Nilakin s’étendit près de son fils et ferma les yeux. Il dit :

— J’aurais dû me douter qu’un phoque va plus vite sur l’eau que sur terre !

Lermin vit rouge. Lui qui était loin d’être sanguin se leva d’un bond et se précipita sur son père. Il lui mit un pied sur le thorax et lui cria presque :

— Je ne suis pas un phoque ! Je n’ai plus un poil de graisse. Arrêtez de me harceler avec ça !

Nilakin, étonné et vaguement fâché d’être ainsi interpellé, tenta de se redresser sur ses coudes. Lermin l’en empêcha. Nilakin s’en moqua :

— Ah, enfin un peu d’amour-propre dans tes veines !

— Regardez-moi, père, et dites-moi où vous voyez de la graisse !

Nilakin cessa de rire.

— Ça suffit, Lermin, claqua-t-il. Pour qui te prends-tu ? Ce n’est qu’une plaisanterie.

— Non, ce n’est pas une plaisanterie, c’est une moquerie, une médisance, une méchanceté. Vous la répétez si souvent que vous ne vous en rendez même plus compte.

Sans attendre d’autre réaction, Lermin tourna les talons et plongea dans la mer.
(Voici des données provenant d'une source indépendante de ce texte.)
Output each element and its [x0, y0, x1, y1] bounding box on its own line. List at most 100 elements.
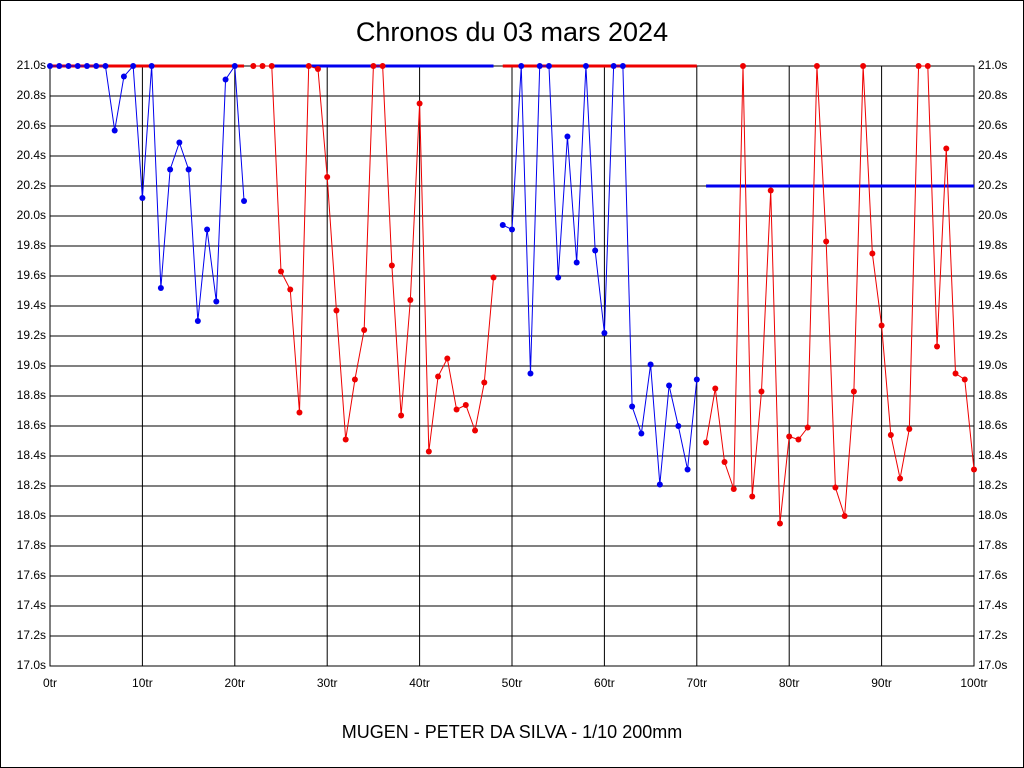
chart-title: Chronos du 03 mars 2024 — [356, 17, 668, 47]
data-point — [472, 427, 479, 434]
data-point — [56, 63, 63, 69]
y2-tick-label: 20.6s — [978, 118, 1007, 132]
x-axis-label: MUGEN - PETER DA SILVA - 1/10 200mm — [342, 722, 682, 742]
data-point — [130, 63, 137, 69]
data-point — [509, 226, 515, 233]
data-point — [841, 513, 848, 519]
y-tick-label: 19.2s — [17, 328, 46, 342]
y2-tick-label: 21.0s — [978, 58, 1007, 72]
data-point — [435, 373, 442, 380]
y2-tick-label: 20.8s — [978, 88, 1007, 102]
y-tick-label: 19.6s — [17, 268, 46, 282]
data-point — [906, 426, 913, 432]
y2-tick-label: 20.0s — [978, 208, 1007, 222]
x-tick-label: 80tr — [779, 676, 800, 690]
data-point — [148, 63, 155, 69]
data-point — [758, 388, 765, 395]
data-point — [287, 286, 294, 293]
y2-tick-label: 18.6s — [978, 418, 1007, 432]
y-tick-label: 18.0s — [17, 508, 46, 522]
data-point — [592, 247, 599, 254]
y-tick-label: 18.2s — [17, 478, 46, 492]
series-line — [50, 64, 698, 485]
data-point — [324, 174, 331, 180]
y-tick-label: 21.0s — [17, 58, 46, 72]
data-point — [795, 436, 802, 443]
x-tick-label: 60tr — [594, 676, 615, 690]
data-point — [961, 376, 968, 383]
data-point — [490, 274, 497, 281]
y-tick-label: 19.4s — [17, 298, 46, 312]
data-point — [536, 63, 543, 69]
data-point — [629, 403, 636, 410]
data-point — [730, 486, 737, 492]
data-point — [804, 424, 811, 431]
y-tick-label: 17.0s — [17, 658, 46, 672]
y-tick-label: 17.2s — [17, 628, 46, 642]
y2-tick-label: 17.2s — [978, 628, 1007, 642]
x-tick-label: 90tr — [871, 676, 892, 690]
data-point — [499, 222, 506, 228]
y-tick-label: 20.8s — [17, 88, 46, 102]
y2-tick-label: 18.2s — [978, 478, 1007, 492]
data-point — [518, 63, 525, 69]
data-point — [342, 436, 349, 443]
data-point — [259, 63, 266, 69]
y-tick-label: 20.0s — [17, 208, 46, 222]
y-tick-label: 20.4s — [17, 148, 46, 162]
data-point — [351, 376, 358, 383]
data-point — [897, 475, 904, 482]
data-point — [703, 439, 710, 446]
data-point — [268, 63, 275, 69]
y-tick-label: 19.0s — [17, 358, 46, 372]
x-tick-label: 70tr — [686, 676, 707, 690]
data-point — [222, 76, 229, 83]
y-tick-label: 17.4s — [17, 598, 46, 612]
data-point — [111, 127, 118, 134]
y2-tick-label: 17.8s — [978, 538, 1007, 552]
data-point — [712, 385, 719, 392]
y2-tick-label: 20.2s — [978, 178, 1007, 192]
x-tick-label: 40tr — [409, 676, 430, 690]
y-tick-label: 20.6s — [17, 118, 46, 132]
data-point — [601, 330, 608, 336]
data-point — [333, 307, 340, 314]
y-tick-label: 20.2s — [17, 178, 46, 192]
data-point — [619, 63, 626, 69]
data-point — [776, 520, 783, 527]
data-point — [545, 63, 552, 69]
data-point — [555, 274, 562, 281]
y2-tick-label: 19.0s — [978, 358, 1007, 372]
data-point — [74, 63, 81, 69]
data-point — [194, 318, 201, 324]
data-point — [693, 376, 700, 383]
data-point — [878, 322, 885, 329]
data-point — [924, 63, 931, 69]
data-point — [934, 343, 941, 350]
data-point — [453, 406, 460, 413]
y2-tick-label: 18.8s — [978, 388, 1007, 402]
data-point — [813, 63, 820, 69]
y2-tick-label: 17.6s — [978, 568, 1007, 582]
x-tick-label: 30tr — [317, 676, 338, 690]
y2-tick-label: 18.4s — [978, 448, 1007, 462]
y2-tick-label: 19.8s — [978, 238, 1007, 252]
data-point — [767, 187, 774, 194]
y2-tick-label: 19.6s — [978, 268, 1007, 282]
data-point — [462, 402, 469, 408]
y-tick-label: 17.6s — [17, 568, 46, 582]
y-tick-label: 18.6s — [17, 418, 46, 432]
x-tick-label: 10tr — [132, 676, 153, 690]
x-tick-label: 100tr — [960, 676, 987, 690]
y-tick-label: 18.4s — [17, 448, 46, 462]
data-point — [638, 430, 645, 437]
data-point — [388, 262, 395, 269]
y2-tick-label: 17.4s — [978, 598, 1007, 612]
y-tick-label: 18.8s — [17, 388, 46, 402]
data-point — [120, 73, 127, 80]
data-point — [416, 100, 423, 107]
data-point — [204, 226, 211, 233]
data-point — [647, 361, 654, 368]
data-point — [65, 63, 72, 69]
data-point — [278, 268, 284, 275]
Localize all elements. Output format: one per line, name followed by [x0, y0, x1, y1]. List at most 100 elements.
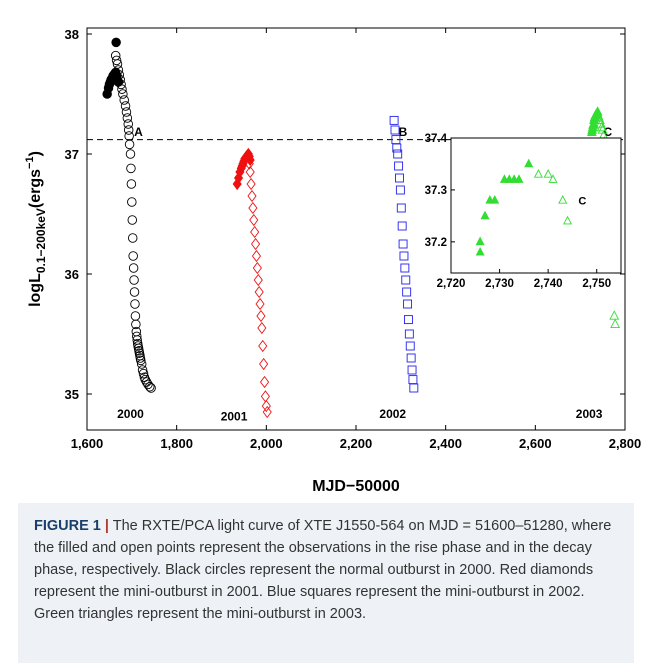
x-tick-label: 2,400: [429, 436, 462, 451]
y-label-main: logL: [27, 273, 44, 307]
inset-filled-triangle: [524, 158, 534, 168]
figure-caption: FIGURE 1 | The RXTE/PCA light curve of X…: [18, 503, 634, 663]
diamond-point: [257, 321, 267, 335]
diamond-point: [248, 201, 258, 215]
x-tick-label: 2,000: [250, 436, 283, 451]
circle-point: [145, 382, 155, 392]
inset-filled-triangle: [514, 174, 524, 183]
square-point: [393, 149, 403, 159]
circle-point: [120, 101, 131, 111]
diamond-point: [259, 375, 270, 389]
circle-point: [128, 263, 139, 273]
diamond-point: [253, 273, 263, 287]
inset-filled-triangle: [490, 195, 500, 204]
circle-point: [116, 79, 126, 90]
circle-point: [138, 368, 149, 379]
circle-point: [117, 84, 127, 94]
diamond-point: [258, 339, 268, 353]
threshold-label: B: [399, 125, 408, 139]
circle-point: [126, 163, 136, 174]
diamond-point: [252, 261, 262, 275]
y-label-sup: −1: [24, 156, 36, 169]
square-point: [404, 315, 413, 325]
inset-filled-triangle: [475, 246, 485, 256]
year-label: 2001: [221, 409, 248, 423]
diamond-point: [250, 225, 260, 239]
inset-y-tick-label: 37.2: [425, 237, 447, 249]
x-tick-label: 2,600: [519, 436, 552, 451]
circle-point: [127, 197, 137, 207]
inset-x-tick-label: 2,740: [534, 278, 563, 290]
diamond-point: [246, 177, 256, 191]
year-label: 2003: [576, 407, 603, 421]
diamond-point: [251, 237, 261, 251]
circle-point: [137, 365, 148, 375]
circle-point: [129, 287, 140, 297]
caption-label: FIGURE 1: [34, 518, 101, 534]
square-point: [404, 329, 414, 339]
circle-point: [124, 139, 135, 150]
triangle-point: [610, 318, 621, 329]
square-point: [395, 185, 405, 195]
square-point: [395, 173, 404, 183]
circle-point: [140, 374, 151, 385]
inset-filled-triangle: [475, 236, 485, 246]
square-point: [398, 239, 408, 249]
inset-y-tick-label: 37.4: [425, 133, 448, 145]
diamond-point: [247, 189, 257, 203]
x-tick-label: 2,200: [340, 436, 373, 451]
y-tick-label: 38: [65, 27, 79, 42]
circle-point: [127, 233, 138, 243]
inset-open-triangle: [558, 195, 568, 204]
x-axis-label: MJD−50000: [312, 478, 400, 495]
x-tick-label: 1,600: [71, 436, 104, 451]
circle-point: [115, 74, 125, 85]
square-point: [392, 143, 402, 153]
circle-point: [113, 65, 124, 75]
diamond-point: [249, 213, 259, 227]
inset-label: C: [578, 195, 586, 207]
circle-point: [119, 95, 129, 105]
circle-point: [112, 59, 123, 69]
diamond-point: [256, 309, 266, 323]
y-label-close: ): [27, 151, 44, 156]
square-point: [396, 203, 406, 213]
circle-point: [143, 379, 153, 390]
x-tick-label: 2,800: [609, 436, 642, 451]
threshold-label: C: [603, 125, 612, 139]
annotations: A B C 2000 2001 2002 2003: [117, 125, 612, 423]
diamond-point: [261, 399, 271, 413]
circle-point: [130, 299, 140, 309]
square-point: [390, 125, 400, 135]
caption-separator: |: [104, 518, 109, 534]
square-point: [403, 299, 413, 309]
square-point: [399, 251, 409, 261]
inset-open-triangle: [533, 169, 543, 178]
circle-point: [129, 275, 139, 285]
inset-filled-triangle: [480, 210, 490, 220]
inset-x-tick-label: 2,720: [437, 278, 466, 290]
inset-box: [450, 137, 622, 274]
diamond-point: [255, 297, 265, 311]
x-axis-ticks: 1,600 1,800 2,000 2,200 2,400 2,600 2,800: [71, 28, 642, 451]
inset-open-triangle: [563, 215, 573, 225]
diamond-point: [245, 165, 255, 179]
circle-point: [128, 251, 138, 261]
caption-text: The RXTE/PCA light curve of XTE J1550-56…: [34, 518, 612, 622]
y-tick-label: 35: [65, 387, 79, 402]
diamond-point: [259, 357, 269, 371]
y-axis-label: logL0.1−200keV(ergs−1): [24, 151, 48, 307]
circle-point: [136, 359, 147, 369]
square-point: [406, 353, 416, 363]
circle-point: [136, 355, 146, 366]
year-label: 2002: [379, 407, 406, 421]
y-tick-label: 37: [65, 147, 79, 162]
circle-point: [123, 125, 134, 135]
circle-point: [114, 70, 125, 80]
inset-open-triangle: [543, 169, 553, 178]
square-point: [400, 263, 410, 273]
diamond-point: [251, 249, 262, 263]
triangle-point: [595, 118, 606, 128]
inset-x-tick-label: 2,750: [582, 278, 611, 290]
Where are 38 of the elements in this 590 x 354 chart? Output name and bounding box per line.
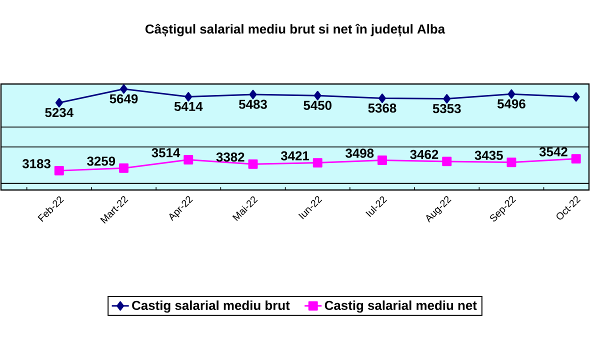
point [312, 158, 322, 168]
point [184, 154, 194, 164]
data-label: 3259 [87, 156, 116, 166]
legend-label: Castig salarial mediu brut [132, 300, 290, 313]
point [378, 94, 386, 104]
point [249, 90, 257, 100]
data-label: 3435 [474, 150, 503, 160]
data-label: 3542 [539, 147, 568, 156]
point [378, 156, 387, 165]
data-label: 5234 [45, 108, 74, 118]
point [442, 156, 452, 166]
chart-title: Câștigul salarial mediu brut si net în județul Alba [145, 24, 446, 37]
legend-label: Castig salarial mediu net [324, 300, 477, 313]
data-label: 3382 [216, 152, 244, 162]
data-label: 5450 [304, 100, 332, 110]
point [184, 92, 192, 102]
point [314, 90, 322, 100]
point [55, 98, 63, 108]
data-label: 5353 [432, 104, 461, 114]
data-label: 3514 [152, 148, 180, 158]
point [248, 159, 258, 169]
point [571, 154, 581, 164]
data-label: 3183 [22, 159, 50, 168]
point [572, 92, 580, 102]
data-label: 5483 [239, 100, 267, 109]
point [54, 166, 64, 176]
point [506, 158, 516, 168]
point [119, 163, 129, 173]
data-label: 5414 [174, 102, 203, 112]
data-label: 5496 [497, 99, 526, 108]
data-label: 3462 [410, 150, 438, 160]
point [443, 94, 451, 104]
data-label: 5649 [110, 94, 138, 104]
point [120, 84, 128, 94]
point [508, 89, 516, 99]
data-label: 3498 [346, 148, 374, 158]
data-label: 5368 [368, 104, 396, 113]
data-label: 3421 [280, 151, 310, 160]
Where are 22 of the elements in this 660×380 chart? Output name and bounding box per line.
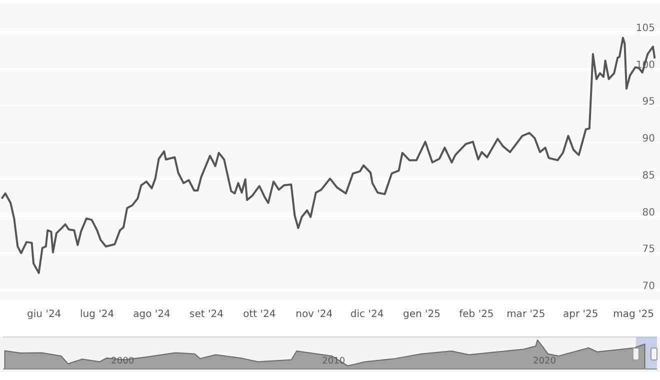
x-tick-label: mag '25 (613, 309, 654, 320)
x-tick-label: mar '25 (506, 309, 546, 320)
y-tick-label: 85 (642, 170, 655, 182)
y-tick-label: 90 (642, 134, 655, 145)
x-tick-label: 2020 (533, 356, 556, 367)
x-tick-label: giu '24 (27, 309, 62, 320)
x-tick-label: feb '25 (459, 309, 494, 320)
x-tick-label: set '24 (190, 309, 224, 320)
y-tick-label: 95 (642, 96, 655, 108)
x-tick-label: gen '25 (403, 309, 441, 320)
x-tick-label: apr '25 (562, 309, 598, 320)
x-tick-label: ott '24 (243, 309, 276, 320)
y-tick-label: 80 (642, 207, 655, 218)
y-tick-label: 75 (642, 244, 655, 256)
y-tick-label: 70 (642, 281, 655, 292)
x-tick-label: lug '24 (80, 309, 114, 320)
y-tick-label: 105 (636, 22, 655, 34)
x-tick-label: dic '24 (350, 309, 384, 320)
x-tick-label: 2000 (111, 356, 134, 367)
x-tick-label: ago '24 (133, 309, 170, 320)
x-tick-label: nov '24 (296, 309, 333, 320)
x-tick-label: 2010 (322, 356, 346, 367)
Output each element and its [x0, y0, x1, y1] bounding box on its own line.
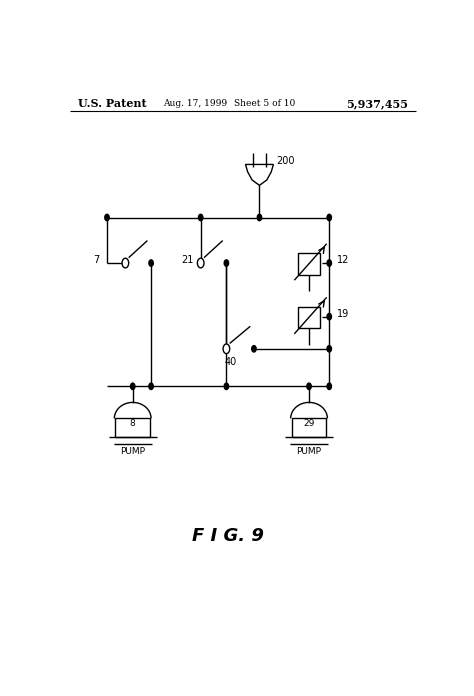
Text: F I G. 9: F I G. 9	[192, 528, 264, 546]
Circle shape	[122, 258, 128, 268]
Text: 19: 19	[337, 309, 349, 319]
Circle shape	[307, 383, 311, 390]
Circle shape	[224, 383, 228, 390]
Text: 29: 29	[303, 419, 315, 428]
Circle shape	[130, 383, 135, 390]
Text: 8: 8	[130, 419, 136, 428]
Circle shape	[327, 214, 331, 221]
Circle shape	[257, 214, 262, 221]
Circle shape	[149, 383, 153, 390]
Text: Sheet 5 of 10: Sheet 5 of 10	[234, 100, 296, 109]
Circle shape	[327, 313, 331, 320]
Bar	[298, 253, 320, 275]
Circle shape	[149, 260, 153, 267]
Circle shape	[327, 260, 331, 267]
Circle shape	[252, 346, 256, 352]
Text: 12: 12	[337, 255, 349, 265]
Text: 200: 200	[276, 156, 294, 166]
Bar	[298, 307, 320, 329]
Circle shape	[327, 383, 331, 390]
Text: 5,937,455: 5,937,455	[346, 98, 408, 109]
Circle shape	[223, 344, 230, 354]
Text: PUMP: PUMP	[297, 448, 321, 456]
Text: U.S. Patent: U.S. Patent	[78, 98, 146, 109]
Text: PUMP: PUMP	[120, 448, 145, 456]
Text: 40: 40	[225, 357, 237, 367]
Circle shape	[327, 346, 331, 352]
Circle shape	[105, 214, 109, 221]
Text: Aug. 17, 1999: Aug. 17, 1999	[163, 100, 227, 109]
Bar	[292, 418, 327, 437]
Circle shape	[224, 260, 228, 267]
Circle shape	[199, 214, 203, 221]
Text: 7: 7	[93, 255, 100, 265]
Text: 21: 21	[181, 255, 193, 265]
Circle shape	[197, 258, 204, 268]
Bar	[115, 418, 150, 437]
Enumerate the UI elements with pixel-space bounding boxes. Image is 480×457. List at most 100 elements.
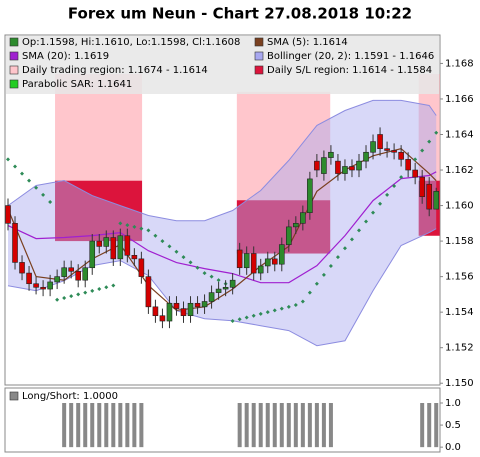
y-tick-label: 1.150 — [445, 378, 474, 389]
long-short-bar — [314, 403, 319, 448]
candle-body — [236, 249, 243, 269]
candle-body — [412, 169, 418, 178]
candle-body — [152, 306, 159, 317]
sar-dot — [69, 294, 74, 299]
lower-legend-label: Long/Short: 1.0000 — [22, 391, 118, 402]
candle-body — [300, 212, 306, 224]
bollinger-band — [8, 100, 437, 346]
candle-body — [5, 205, 11, 224]
candle-body — [363, 151, 369, 162]
long-short-bar — [83, 403, 88, 448]
sar-dot — [48, 200, 53, 205]
sar-dot — [146, 228, 151, 233]
chart-title: Forex um Neun - Chart 27.08.2018 10:22 — [68, 5, 412, 23]
long-short-bar — [279, 403, 284, 448]
candle-body — [257, 265, 264, 274]
candle-body — [229, 279, 236, 288]
region — [418, 74, 440, 181]
long-short-bar — [132, 403, 137, 448]
candle-body — [384, 148, 390, 151]
sar-dot — [335, 255, 340, 260]
candle-body — [285, 226, 292, 245]
sar-dot — [216, 278, 221, 283]
sar-dot — [371, 210, 376, 215]
candle-body — [82, 267, 89, 281]
sar-dot — [55, 297, 60, 302]
sar-dot — [125, 223, 130, 228]
sar-dot — [167, 244, 172, 249]
candle-body — [271, 258, 278, 265]
y-tick-label: 1.166 — [445, 94, 474, 105]
sar-dot — [279, 306, 284, 311]
candle-body — [75, 270, 81, 281]
candle-body — [68, 267, 74, 272]
candle-body — [370, 141, 376, 153]
sar-dot — [420, 148, 425, 153]
long-short-bar — [328, 403, 333, 448]
long-short-bar — [293, 403, 298, 448]
candle-body — [201, 301, 208, 308]
long-short-bar — [244, 403, 249, 448]
candle-body — [159, 315, 166, 322]
sar-dot — [181, 255, 186, 260]
long-short-bar — [97, 403, 102, 448]
candle-body — [208, 292, 215, 302]
candle-body — [405, 159, 411, 171]
sar-dot — [342, 246, 347, 251]
y-tick-label: 1.162 — [445, 165, 474, 176]
long-short-bar — [104, 403, 109, 448]
y-tick-label: 1.160 — [445, 201, 474, 212]
sar-dot — [20, 171, 25, 176]
candle-body — [180, 308, 187, 317]
sar-dot — [413, 157, 418, 162]
sar-dot — [90, 288, 95, 293]
sar-dot — [132, 224, 137, 229]
lower-y-tick-label: 0.0 — [445, 442, 461, 453]
long-short-bar — [139, 403, 144, 448]
sar-dot — [399, 175, 404, 180]
long-short-bar — [62, 403, 67, 448]
long-short-bar — [420, 403, 425, 448]
sar-dot — [378, 201, 383, 206]
sar-dot — [434, 130, 439, 135]
candle-body — [26, 272, 32, 285]
candle-body — [166, 302, 173, 322]
y-tick-label: 1.154 — [445, 307, 474, 318]
long-short-bar — [90, 403, 95, 448]
bollinger-upper — [7, 99, 437, 222]
sar-dot — [349, 237, 354, 242]
candle-body — [314, 160, 320, 171]
candle-body — [61, 267, 67, 277]
sar-dot — [357, 228, 361, 233]
sar-dot — [244, 315, 249, 320]
candle-body — [426, 183, 433, 210]
candle-body — [377, 134, 383, 150]
sar-dot — [41, 192, 46, 197]
region — [236, 91, 331, 201]
candle-body — [419, 176, 425, 197]
candle-body — [278, 244, 285, 265]
sar-dot — [118, 221, 123, 226]
sar-dot — [209, 274, 214, 279]
legend-label: Op:1.1598, Hi:1.1610, Lo:1.1598, Cl:1.16… — [22, 37, 240, 48]
long-short-bar — [111, 403, 116, 448]
candle-body — [349, 166, 355, 171]
candle-body — [391, 150, 397, 153]
long-short-bar — [265, 403, 270, 448]
candle-body — [398, 151, 404, 160]
candle-body — [293, 223, 299, 228]
long-short-bar — [286, 403, 291, 448]
candle-body — [173, 302, 180, 309]
candle-body — [356, 160, 362, 171]
legend-label: Bollinger (20, 2): 1.1591 - 1.1646 — [267, 51, 434, 62]
long-short-bar — [125, 403, 130, 448]
sar-dot — [230, 319, 235, 324]
candle-body — [12, 223, 18, 263]
long-short-bar — [300, 403, 305, 448]
candle-body — [19, 262, 25, 274]
sar-dot — [265, 310, 270, 315]
candle-body — [40, 286, 46, 290]
y-tick-label: 1.164 — [445, 129, 474, 140]
y-tick-label: 1.158 — [445, 236, 474, 247]
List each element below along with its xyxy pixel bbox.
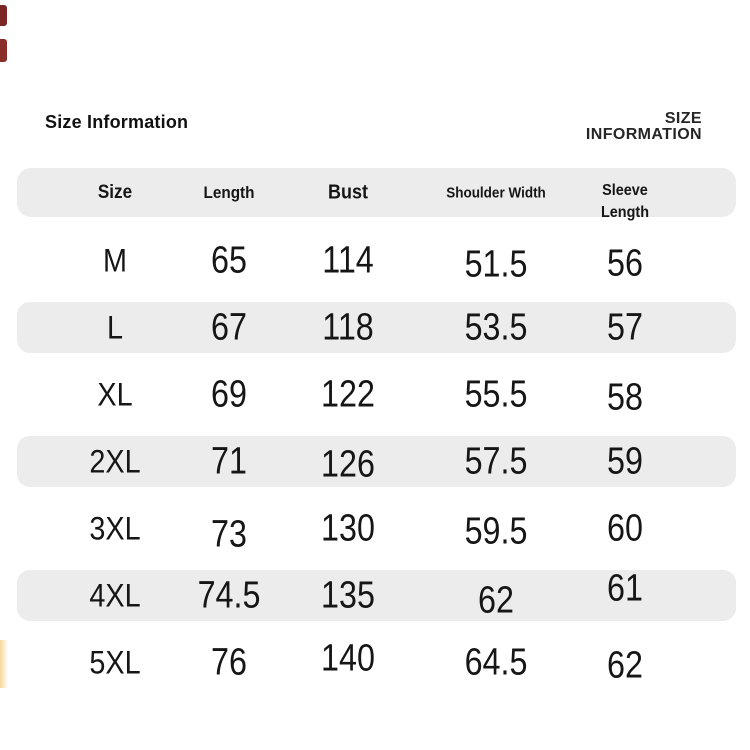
value-cell: 62 (478, 579, 514, 621)
value-cell: 53.5 (464, 306, 528, 348)
column-header: Shoulder Width (446, 184, 546, 201)
table-row: 3XL 73 130 59.5 60 (17, 495, 736, 562)
value-cell: 67 (211, 306, 247, 348)
table-row: L 67 118 53.5 57 (17, 294, 736, 361)
page-title: Size Information (45, 112, 189, 132)
table-rows: M 65 114 51.5 56 L 67 118 53.5 57 XL 69 122 55.5 58 2XL… (17, 227, 736, 696)
value-cell: 140 (321, 637, 375, 679)
value-cell: 64.5 (464, 641, 528, 683)
value-cell: 130 (321, 507, 375, 549)
column-header: Length (203, 182, 255, 202)
value-cell: 62 (607, 644, 643, 686)
value-cell: 126 (321, 443, 375, 485)
table-row: 4XL 74.5 135 62 61 (17, 562, 736, 629)
size-cell: 3XL (89, 510, 141, 546)
value-cell: 61 (607, 567, 643, 609)
size-cell: 4XL (89, 577, 141, 613)
size-cell: XL (97, 376, 133, 412)
table-header-row: Size Length Bust Shoulder Width Sleeve Lengt… (17, 168, 736, 221)
value-cell: 73 (211, 513, 247, 555)
size-cell: L (106, 309, 124, 345)
value-cell: 57 (607, 306, 643, 348)
value-cell: 58 (607, 376, 643, 418)
value-cell: 135 (321, 574, 375, 616)
value-cell: 59.5 (464, 510, 528, 552)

Nilakin resta pantois. Il ne pouvait donner tort à son fils ; il s’en voulait d’avoir été blessant. Son père l’avait été quand il avait l’âge de Lermin, pour l’endurcir. Nilakin avait seulement éprouvé de la honte de ne pas être à la hauteur des espérances du patriarche. La suite des événements avait prouvé que la pédagogie avait été mauvaise : elle n’avait fait qu’éloigner le père et le fils. Et voilà qu’il réappliquait la même méthode avec le sien. Il se leva et suivit Lermin, en se demandant comment renouer le dialogue.

Lermin finissait de charger son bagage sur sa monture, en silence. Il était soulagé d’avoir pu exprimer son amertume à son père, mais il redoutait à présent sa colère. Nilakin se rhabilla en vitesse et se prépara à la route sans un mot. Il grimpa aisément sur son cheval, tandis que Lermin se prit deux fois le pied dans l’étrier avant d’y parvenir. Nilakin le conseilla en tentant de ne pas laisser poindre une part d’agacement :

— Tu dois toujours te placer à la gauche du cheval, sinon l’animal a peur de toi.

Lermin acquiesça en réalisant qu’il s’était trompé de côté. Il enfourcha son canasson et l’éperonna doucement. Nilakin le suivit. Le roi observa la silhouette de son fils. Certes, il n’était plus gros ; seules ses deux bonnes joues lui donnaient l’air d’être grassouillet. Pourquoi, lorsqu’il était à cheval, paraissait-il si énorme ? C’était cette ceinture. Il n’y avait pas fait attention, mais maintenant qu’il y pensait, la ceinture était la cause de ce côté débraillé qui lui déplaisait tellement. Il remarqua que Lermin ne s’en séparait jamais, même si la largeur de celle-ci devait le gêner profondément dans sa manière de monter à cheval. Tout à coup, il trouva qu’il n’était pas convenable d’être derrière son fils alors qu’ils arriveraient, d’ici une demi-lieue, à un village de pêcheurs. Il accéléra l’allure pour être à sa hauteur.

Lermin lui lança un regard un peu inquiet, puis replongea dans ses pensées. Briser le silence, aucun des deux n’y parvint vraiment. Ils arrivèrent à un moulin à marée ; Nilakin lui proposa de l’observer.